JD: I would say structural differences. The technical sides are pretty similar, in terms of the way the music is presented or the way the music is recorded. But structurally, a video game is much more of a big puzzle. You have to write pieces of music that can fit with other pieces of music that are disparate from what you intended. There's a distinct art or a technique in video games that one has to observe too. It's more segmented. For one thing, it's used in a much bigger time frame. A gaming title—let's say it's 82 hours of game play. One has to bear that in mind as a composer.

With a film, you write a given piece of music, and it's supposed to be in a given place in the film. And it will lead chronologically into another piece of music. Gaming is horizontal and three-dimensional—you've got to make some music work as the game changes. You have to make sure that your music can change with what's happening in the game. In other words, it's a different technique of writing. The game is much more of a 3-D puzzle; in the film it's more of a linear, chronological approach.

Spectrum: I go to a lot of movies, and I hardly play games at all, so this is probably a naive question: Are there aesthetic differences as well? In a movie, frequently you're setting a mood or evoking a mood or some other moment in the film because of an emotion. Does the same thing happen in a game, or is it more narrative and action-oriented?

JD: No, that's a great question. I think the lines are blurring. We're finding that for a lot more games now, instead of a lot of action and no narrative, you're getting a lot of narrative. In Lair, the game I did, there are many more set dramatic moments and pieces and areas of the game where you sit back and watch these little minimovies playing in front of you. They give you the context of why you're going to go into battle or what the circumstances are that have led up to a given set piece. I think that's wonderful.

Again, the lines are getting very, very blurred. Many of these newest games that are coming out, these minimovies, though they're only a few minutes long, are really quite sophisticated. They have a wonderful score, they give you the characters, you're introduced to the world and the conflicts within that world. So by intent, the video-game designers want this to be more of a visceral, filmlike experience. That's a wonderful thing, because it adds depth and dimension to the video-game experience. It's getting much more filmlike!

Spectrum: So, correspondingly, film music used to lend itself much more than games to individual songs that could be released on a CD or even broken into the Top 40, and not so much for games. Is that changing too?

JD: Yes. As they're getting more sophisticated, games are going to need more, as it were, real dramatic scoring. Now you've got love stories and back stories and political intrigue stories. I think again, it makes it more interesting, more fun for the composer, and potentially a better listening experience.

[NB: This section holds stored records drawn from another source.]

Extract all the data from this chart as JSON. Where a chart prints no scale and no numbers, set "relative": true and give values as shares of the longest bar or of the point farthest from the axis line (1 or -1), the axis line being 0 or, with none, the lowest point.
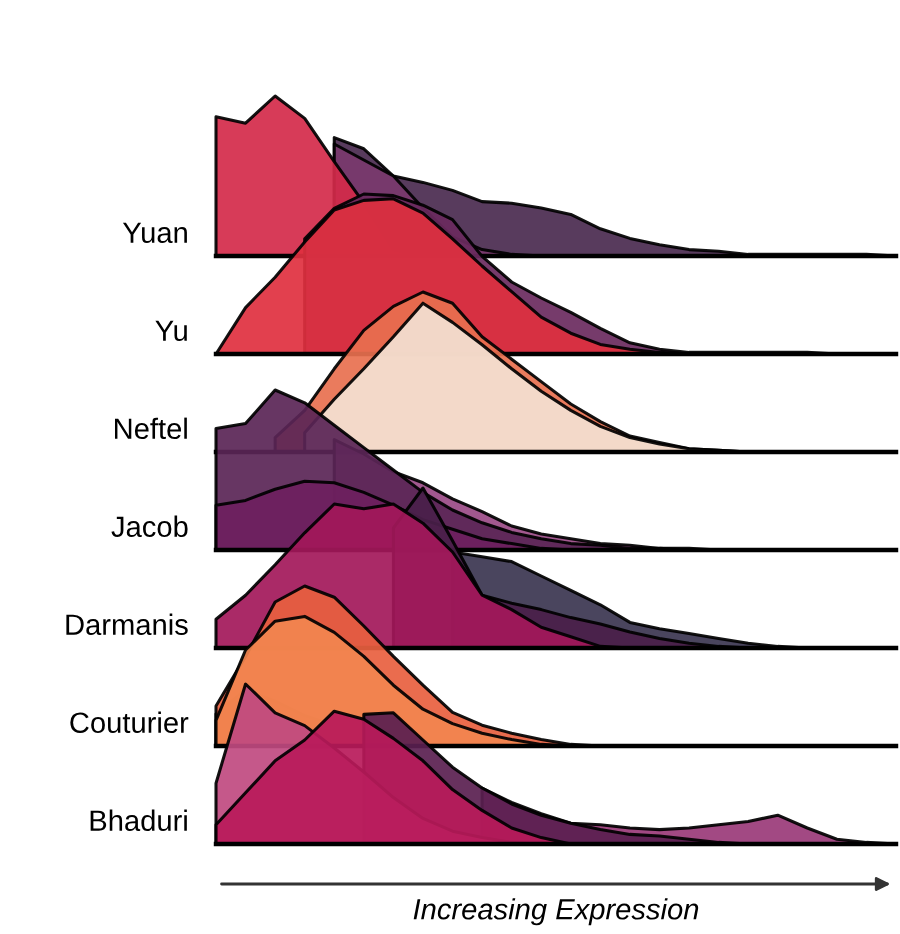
{
  "chart_data": [
    {
      "type": "area",
      "relative": true,
      "ylabel": "Yuan",
      "categories": [
        null,
        null,
        null,
        null,
        null,
        null,
        null,
        null,
        null,
        null,
        null,
        null,
        null,
        null,
        null,
        null,
        null,
        null,
        null,
        null,
        null,
        null,
        null,
        null
      ],
      "series": [
        {
          "color": "#4a2a4f",
          "values": [
            null,
            null,
            null,
            null,
            0.74,
            0.67,
            0.5,
            0.46,
            0.41,
            0.34,
            0.33,
            0.3,
            0.26,
            0.17,
            0.11,
            0.07,
            0.04,
            0.03,
            0.01,
            0.01,
            0.01,
            0.01,
            0.01,
            0
          ]
        },
        {
          "color": "#7a3a6e",
          "values": [
            null,
            null,
            null,
            null,
            0.7,
            0.6,
            0.5,
            0.3,
            0.12,
            0.04,
            0.01,
            0,
            0,
            0,
            0,
            0,
            0,
            0,
            0,
            0,
            0,
            0,
            0,
            0
          ]
        },
        {
          "color": "#d42a4a",
          "values": [
            0.87,
            0.83,
            1,
            0.86,
            0.59,
            0.33,
            0.04,
            0,
            0,
            0,
            0,
            0,
            0,
            0,
            0,
            0,
            0,
            0,
            0,
            0,
            0,
            0,
            0,
            0
          ]
        }
      ]
    },
    {
      "type": "area",
      "relative": true,
      "ylabel": "Yu",
      "categories": [
        null,
        null,
        null,
        null,
        null,
        null,
        null,
        null,
        null,
        null,
        null,
        null,
        null,
        null,
        null,
        null,
        null,
        null,
        null,
        null,
        null,
        null,
        null,
        null
      ],
      "series": [
        {
          "color": "#6a2a5e",
          "values": [
            null,
            null,
            null,
            0.72,
            0.91,
            1,
            0.99,
            0.93,
            0.84,
            0.61,
            0.45,
            0.35,
            0.26,
            0.16,
            0.07,
            0.03,
            0.01,
            0.01,
            0.01,
            0.01,
            0.01,
            0,
            0,
            0
          ]
        },
        {
          "color": "#e0303f",
          "values": [
            0,
            0.29,
            0.48,
            0.7,
            0.9,
            0.96,
            0.97,
            0.88,
            0.72,
            0.55,
            0.39,
            0.23,
            0.13,
            0.06,
            0.03,
            0.01,
            0,
            0,
            0,
            0,
            0,
            0,
            0,
            0
          ]
        }
      ]
    },
    {
      "type": "area",
      "relative": true,
      "ylabel": "Neftel",
      "categories": [
        null,
        null,
        null,
        null,
        null,
        null,
        null,
        null,
        null,
        null,
        null,
        null,
        null,
        null,
        null,
        null,
        null,
        null,
        null,
        null,
        null,
        null,
        null,
        null
      ],
      "series": [
        {
          "color": "#e8704f",
          "values": [
            null,
            null,
            0.09,
            0.26,
            0.52,
            0.76,
            0.91,
            1,
            0.93,
            0.72,
            0.58,
            0.44,
            0.3,
            0.19,
            0.1,
            0.06,
            0.02,
            0.01,
            0,
            0,
            0,
            0,
            0,
            0
          ]
        },
        {
          "color": "#f3e1d3",
          "values": [
            null,
            null,
            null,
            0.12,
            0.33,
            0.52,
            0.72,
            0.93,
            0.81,
            0.67,
            0.52,
            0.38,
            0.26,
            0.16,
            0.09,
            0.05,
            0.02,
            0.01,
            0,
            0,
            0,
            0,
            0,
            0
          ]
        }
      ]
    },
    {
      "type": "area",
      "relative": true,
      "ylabel": "Jacob",
      "categories": [
        null,
        null,
        null,
        null,
        null,
        null,
        null,
        null,
        null,
        null,
        null,
        null,
        null,
        null,
        null,
        null,
        null,
        null,
        null,
        null,
        null,
        null,
        null,
        null
      ],
      "series": [
        {
          "color": "#9a4a86",
          "values": [
            null,
            null,
            null,
            null,
            0.69,
            0.6,
            0.49,
            0.42,
            0.32,
            0.24,
            0.15,
            0.1,
            0.07,
            0.04,
            0.03,
            0.01,
            0.01,
            0,
            0,
            0,
            0,
            0,
            0,
            0
          ]
        },
        {
          "color": "#5a2556",
          "values": [
            0.76,
            0.79,
            1,
            0.92,
            0.78,
            0.64,
            0.5,
            0.36,
            0.25,
            0.17,
            0.11,
            0.07,
            0.04,
            0.03,
            0.01,
            0.01,
            0,
            0,
            0,
            0,
            0,
            0,
            0,
            0
          ]
        },
        {
          "color": "#6e1f5e",
          "values": [
            0.28,
            0.31,
            0.38,
            0.43,
            0.42,
            0.36,
            0.28,
            0.19,
            0.13,
            0.07,
            0.04,
            0.01,
            0,
            0,
            0,
            0,
            0,
            0,
            0,
            0,
            0,
            0,
            0,
            0
          ]
        }
      ]
    },
    {
      "type": "area",
      "relative": true,
      "ylabel": "Darmanis",
      "categories": [
        null,
        null,
        null,
        null,
        null,
        null,
        null,
        null,
        null,
        null,
        null,
        null,
        null,
        null,
        null,
        null,
        null,
        null,
        null,
        null,
        null,
        null,
        null,
        null
      ],
      "series": [
        {
          "color": "#3b3550",
          "values": [
            null,
            null,
            null,
            null,
            null,
            null,
            null,
            null,
            0.6,
            0.57,
            0.54,
            0.45,
            0.36,
            0.27,
            0.16,
            0.12,
            0.09,
            0.06,
            0.03,
            0.01,
            0,
            0,
            0,
            0
          ]
        },
        {
          "color": "#4a1f4a",
          "values": [
            null,
            null,
            null,
            null,
            null,
            null,
            0.75,
            1,
            0.67,
            0.33,
            0.28,
            0.24,
            0.19,
            0.15,
            0.1,
            0.06,
            0.03,
            0.01,
            0,
            0,
            0,
            0,
            0,
            0
          ]
        },
        {
          "color": "#a3185a",
          "values": [
            0.18,
            0.33,
            0.52,
            0.72,
            0.9,
            0.87,
            0.9,
            0.78,
            0.6,
            0.33,
            0.24,
            0.13,
            0.07,
            0.01,
            0,
            0,
            0,
            0,
            0,
            0,
            0,
            0,
            0,
            0
          ]
        }
      ]
    },
    {
      "type": "area",
      "relative": true,
      "ylabel": "Couturier",
      "categories": [
        null,
        null,
        null,
        null,
        null,
        null,
        null,
        null,
        null,
        null,
        null,
        null,
        null,
        null,
        null,
        null,
        null,
        null,
        null,
        null,
        null,
        null,
        null,
        null
      ],
      "series": [
        {
          "color": "#8a2a5e",
          "values": [
            0.2,
            0.35,
            0.28,
            0.19,
            0.13,
            0.03,
            0,
            0,
            0,
            0,
            0,
            0,
            0,
            0,
            0,
            0,
            0,
            0,
            0,
            0,
            0,
            0,
            0,
            0
          ]
        },
        {
          "color": "#e8603f",
          "values": [
            0.25,
            0.56,
            0.9,
            1,
            0.93,
            0.75,
            0.56,
            0.38,
            0.21,
            0.13,
            0.08,
            0.04,
            0.01,
            0,
            0,
            0,
            0,
            0,
            0,
            0,
            0,
            0,
            0,
            0
          ]
        },
        {
          "color": "#f2864f",
          "values": [
            0.16,
            0.6,
            0.78,
            0.81,
            0.71,
            0.56,
            0.38,
            0.23,
            0.14,
            0.08,
            0.04,
            0.01,
            0,
            0,
            0,
            0,
            0,
            0,
            0,
            0,
            0,
            0,
            0,
            0
          ]
        }
      ]
    },
    {
      "type": "area",
      "relative": true,
      "ylabel": "Bhaduri",
      "xlabel": "Increasing Expression",
      "categories": [
        null,
        null,
        null,
        null,
        null,
        null,
        null,
        null,
        null,
        null,
        null,
        null,
        null,
        null,
        null,
        null,
        null,
        null,
        null,
        null,
        null,
        null,
        null,
        null
      ],
      "series": [
        {
          "color": "#9a3a78",
          "values": [
            null,
            null,
            null,
            null,
            null,
            null,
            null,
            null,
            null,
            0.35,
            0.26,
            0.19,
            0.13,
            0.12,
            0.1,
            0.09,
            0.1,
            0.12,
            0.14,
            0.18,
            0.1,
            0.03,
            0.01,
            0
          ]
        },
        {
          "color": "#5a2050",
          "values": [
            null,
            null,
            null,
            null,
            null,
            0.81,
            0.82,
            0.65,
            0.48,
            0.35,
            0.25,
            0.18,
            0.13,
            0.09,
            0.06,
            0.05,
            0.03,
            0.01,
            0,
            0,
            0,
            0,
            0,
            0
          ]
        },
        {
          "color": "#c04a80",
          "values": [
            0.38,
            1,
            0.82,
            0.74,
            0.6,
            0.45,
            0.29,
            0.16,
            0.08,
            0.04,
            0.01,
            0,
            0,
            0,
            0,
            0,
            0,
            0,
            0,
            0,
            0,
            0,
            0,
            0
          ]
        },
        {
          "color": "#b81a5a",
          "values": [
            0.12,
            0.32,
            0.52,
            0.65,
            0.83,
            0.78,
            0.66,
            0.52,
            0.34,
            0.21,
            0.1,
            0.04,
            0,
            0,
            0,
            0,
            0,
            0,
            0,
            0,
            0,
            0,
            0,
            0
          ]
        }
      ]
    }
  ]
}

There's been a wonderful advent of gaming concerts, which are becoming hugely popular—which, by the way, hasn't happened as much in the film arena. Guys like Jack Wall and Tony Telerico are presenting game music on the concert stage, and they're wildly successful. I just think it's a tremendous thing, and the film business could take note.

That's one example of where—and I hazard to say this—but I think the video-game community as a whole is where a lot of the more imaginative people reside right now. I think that's just a fact. When you look at the fare that Hollywood is producing and then you look at some of what the video-game community is producing, it's quite different in terms of just the sheer imaginative quality of the product. That's something that Hollywood really needs to look at, and I think they are starting to do that.